Written by Richard Warne.

Last week saw equity markets rebound, with the global index MSCI All Country World Index up +1.1% in Sterling terms, but this masked a high degree of volatility beneath the surface. Earnings’ season has got  under way in the US in earnest, and the past few weeks have been quite a ride for equity markets.  It appears investors are broadly reassessing valuations and positioning against a backdrop of tightening financial conditions.

A case in point, on Friday the Nasdaq 100 Index in the US fell over -4%, the biggest one-day loss since September 2020, yet still managed to end the week in positive territory.  Let’s take a look at some of the US technology stocks that reported last week and the subsequent market reaction.  Facebook, or ‘Meta’ as it is now known, fell over -25% wiping a staggering $230bn+ of market cap in one day.  The Company blamed TikTok competition, and revenue headwinds and supply chain related cost increases for a substantial miss on its earnings numbers.

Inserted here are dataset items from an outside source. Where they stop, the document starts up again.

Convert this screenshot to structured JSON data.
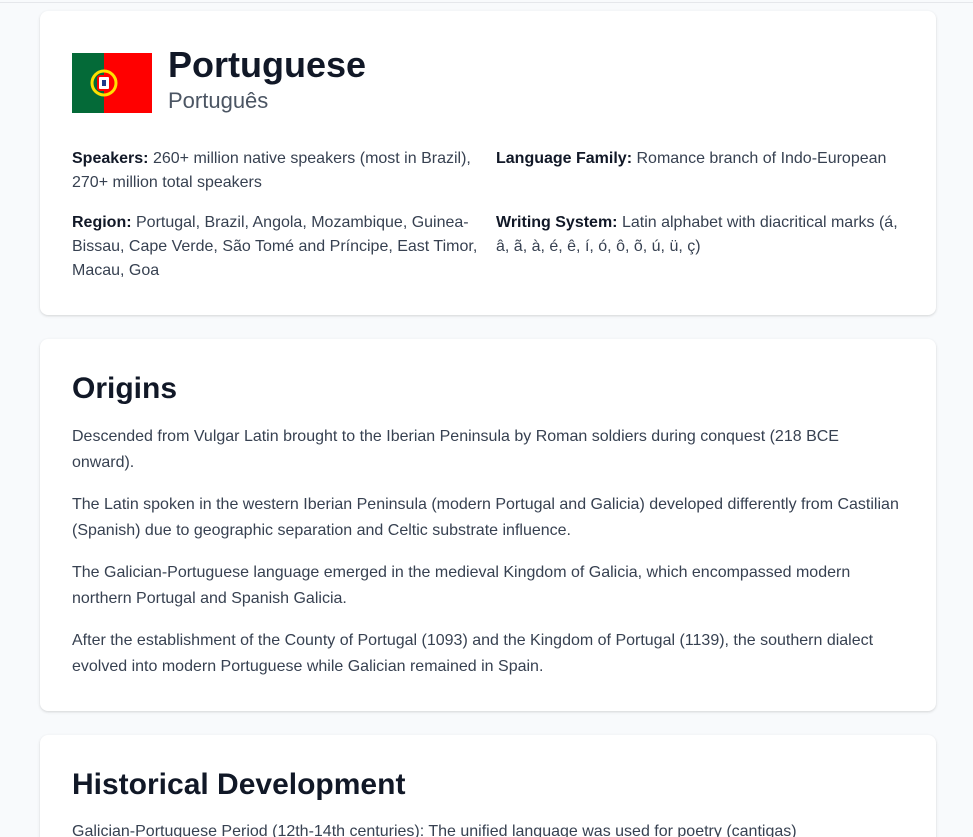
{
  "header": {
    "language_name": "Portuguese",
    "native_name": "Português",
    "flag_icon": "portugal-flag-icon",
    "flag_colors": {
      "green": "#046a38",
      "red": "#ff0000",
      "yellow": "#ffe000"
    },
    "facts": {
      "speakers": {
        "label": "Speakers:",
        "value": "260+ million native speakers (most in Brazil), 270+ million total speakers"
      },
      "family": {
        "label": "Language Family:",
        "value": "Romance branch of Indo-European"
      },
      "region": {
        "label": "Region:",
        "value": "Portugal, Brazil, Angola, Mozambique, Guinea-Bissau, Cape Verde, São Tomé and Príncipe, East Timor, Macau, Goa"
      },
      "writing": {
        "label": "Writing System:",
        "value": "Latin alphabet with diacritical marks (á, â, ã, à, é, ê, í, ó, ô, õ, ú, ü, ç)"
      }
    }
  },
  "origins": {
    "title": "Origins",
    "paragraphs": [
      "Descended from Vulgar Latin brought to the Iberian Peninsula by Roman soldiers during conquest (218 BCE onward).",
      "The Latin spoken in the western Iberian Peninsula (modern Portugal and Galicia) developed differently from Castilian (Spanish) due to geographic separation and Celtic substrate influence.",
      "The Galician-Portuguese language emerged in the medieval Kingdom of Galicia, which encompassed modern northern Portugal and Spanish Galicia.",
      "After the establishment of the County of Portugal (1093) and the Kingdom of Portugal (1139), the southern dialect evolved into modern Portuguese while Galician remained in Spain."
    ]
  },
  "history": {
    "title": "Historical Development",
    "first_paragraph": "Galician-Portuguese Period (12th-14th centuries): The unified language was used for poetry (cantigas)"
  }
}
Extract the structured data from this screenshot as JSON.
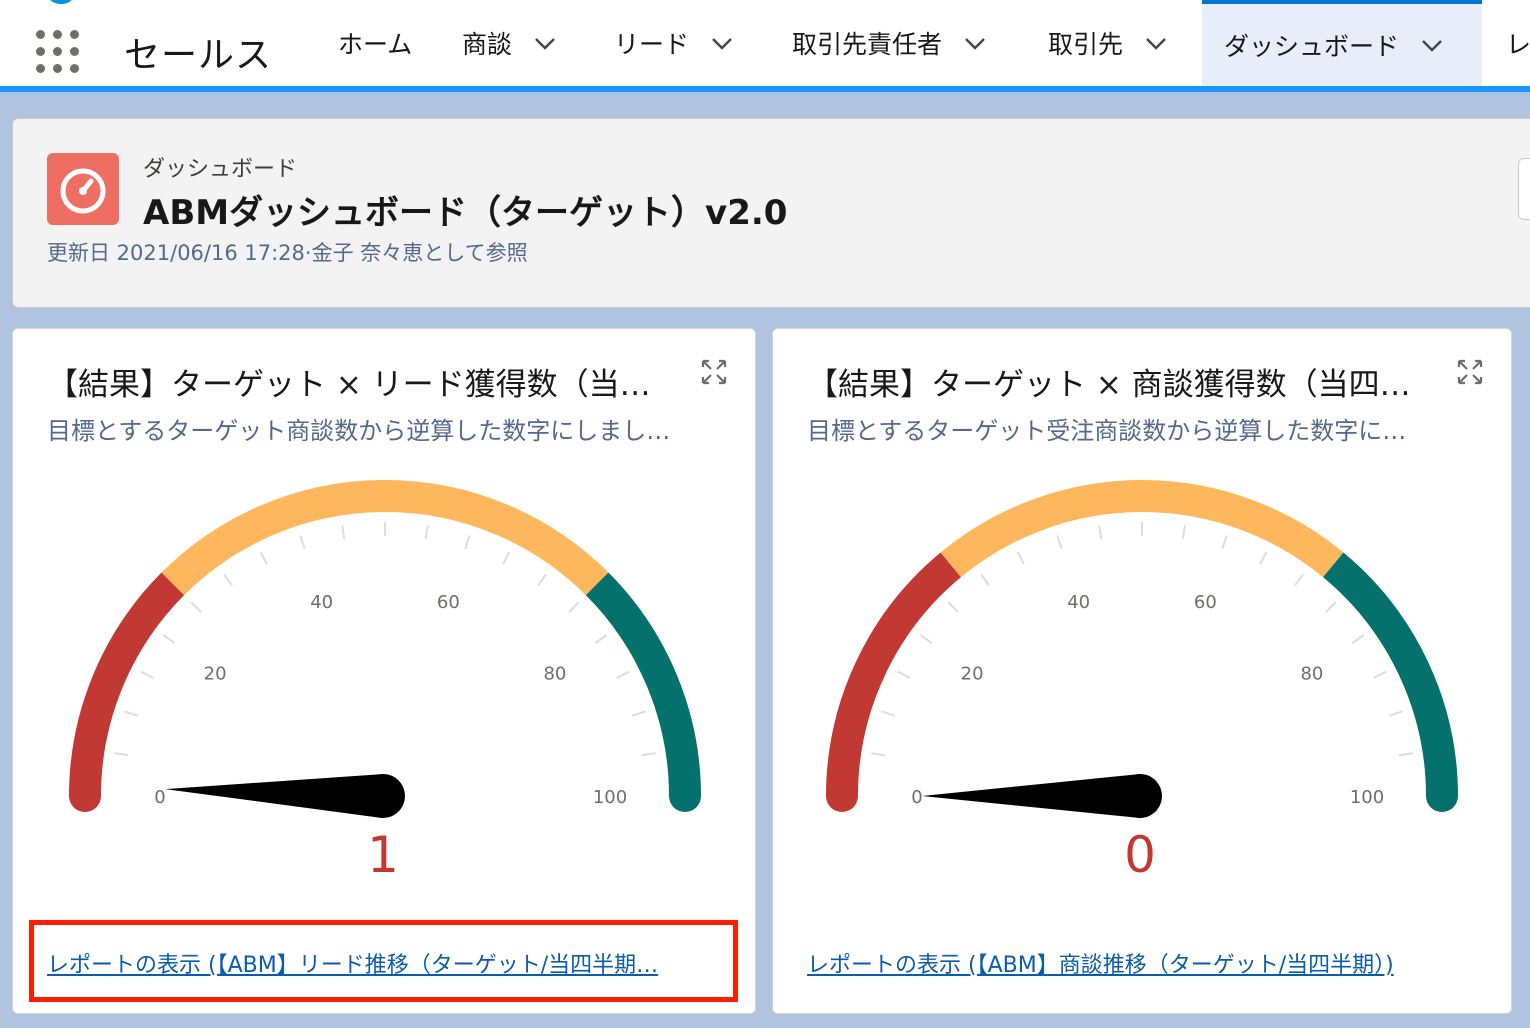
{
  "app": {
    "name": "セールス"
  },
  "nav": {
    "items": [
      {
        "label": "ホーム",
        "has_menu": false
      },
      {
        "label": "商談",
        "has_menu": true
      },
      {
        "label": "リード",
        "has_menu": true
      },
      {
        "label": "取引先責任者",
        "has_menu": true
      },
      {
        "label": "取引先",
        "has_menu": true
      },
      {
        "label": "ダッシュボード",
        "has_menu": true,
        "active": true
      },
      {
        "label": "レ",
        "has_menu": false
      }
    ]
  },
  "header": {
    "eyebrow": "ダッシュボード",
    "title": "ABMダッシュボード（ターゲット）v2.0",
    "meta": "更新日 2021/06/16 17:28·金子 奈々恵として参照",
    "icon": "gauge-icon"
  },
  "widgets": [
    {
      "title": "【結果】ターゲット × リード獲得数（当…",
      "subtitle": "目標とするターゲット商談数から逆算した数字にしまし…",
      "value_label": "1",
      "link": "レポートの表示 (【ABM】リード推移（ターゲット/当四半期…"
    },
    {
      "title": "【結果】ターゲット × 商談獲得数（当四…",
      "subtitle": "目標とするターゲット受注商談数から逆算した数字に…",
      "value_label": "0",
      "link": "レポートの表示 (【ABM】商談推移（ターゲット/当四半期）)"
    }
  ],
  "chart_data": [
    {
      "type": "gauge",
      "value": 1,
      "min": 0,
      "max": 100,
      "tick_labels": [
        "0",
        "20",
        "40",
        "60",
        "80",
        "100"
      ],
      "bands": [
        {
          "from": 0,
          "to": 25,
          "color": "#c23934"
        },
        {
          "from": 25,
          "to": 75,
          "color": "#ffb75d"
        },
        {
          "from": 75,
          "to": 100,
          "color": "#04716c"
        }
      ]
    },
    {
      "type": "gauge",
      "value": 0,
      "min": 0,
      "max": 100,
      "tick_labels": [
        "0",
        "20",
        "40",
        "60",
        "80",
        "100"
      ],
      "bands": [
        {
          "from": 0,
          "to": 28,
          "color": "#c23934"
        },
        {
          "from": 28,
          "to": 72,
          "color": "#ffb75d"
        },
        {
          "from": 72,
          "to": 100,
          "color": "#04716c"
        }
      ]
    }
  ],
  "colors": {
    "accent": "#0176d3",
    "value": "#c23934",
    "link": "#0b5cab",
    "highlight": "#ff1f00"
  }
}
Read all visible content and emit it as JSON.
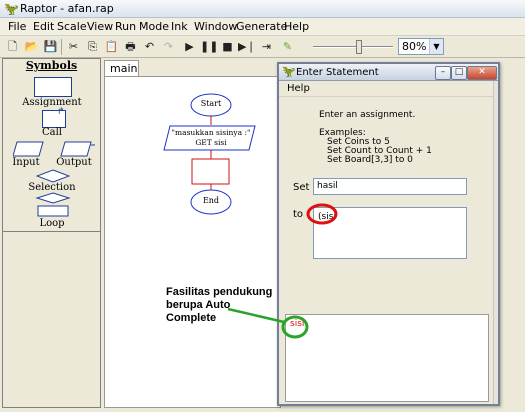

A similar story was unfolding in Snapchat, where investors were abandoning the stock in anticipation of difficult earnings’ numbers. The stock price fell over -20% by Thursday, and by the close of Friday this had turned into nearly a +30% gain! The Company ended up smashing revenue forecasts and forward guidance.  At the same time, Amazon was caught up in the melee, taking a hit earlier in the week, only to rebound over +13% on Friday.  The week certainly reflected plenty of overexcitement from investors racing to get ahead of the pack on earnings’ expectations.  Wild times!

It’s not hard to see that this heightened volatility could continue, with the Fed’s hawkish stance on tapering and raising rates continuing to send jitters through bond markets and equity markets alike.  Hold tight!